Title: Courseware integration into task-based learning: a case study of multimedia courseware-supported oral presentations for non-English major students
Author: Shu-Chiao Tsai
Institution: National Kaohsiung University of Applied Sciences
Linguistic Field: Applied Linguistics; Language Acquisition
Subject Language: English
Abstract: This study reports on the integration of English for Specific Purposes (ESP) multimedia courseware for oral presentations into a self-learning and elective program for non-English major students in an English as a Foreign Language (EFL) setting. A computer-aided instruction approach, combined with a task-based learning approach, was adopted. Computers played a central role as the means of information delivery. The courseware acted as a silent partner and played the role of a tutor and adjunct teacher to provide students with authentic materials for learning to give English oral presentations in international business and technical settings.

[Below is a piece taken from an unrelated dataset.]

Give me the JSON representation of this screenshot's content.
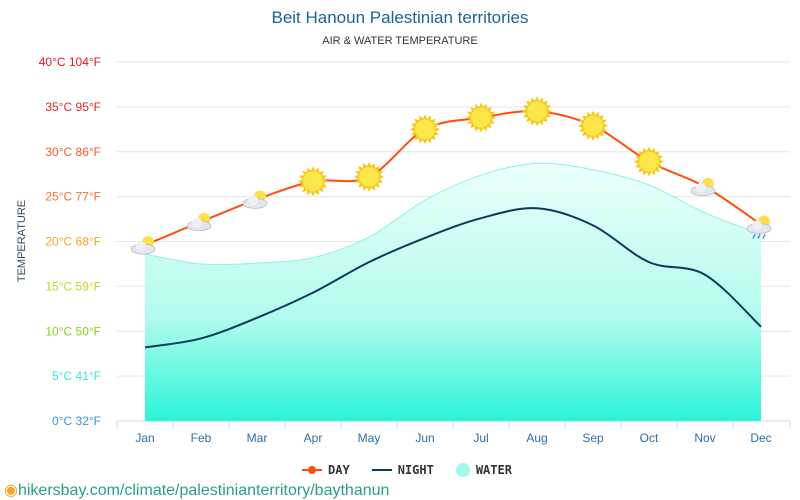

It offered a variety of learning activities with instant on-line self-evaluation for students to practice integrative language skills and learn content knowledge. Evaluation of student performance was based upon data from pre- and post-tasks, student questionnaires about concerns, and an open-ended questionnaire. After active participation and self-learning, most of the non-English major students clearly indicated they had made some improvement or progress and felt their learning effectiveness for preparing speech texts was significantly improved. In addition, they had become more concerned about their English ability and the ESP courseware was able to meet their need for greater linguistic support to enhance their language ability.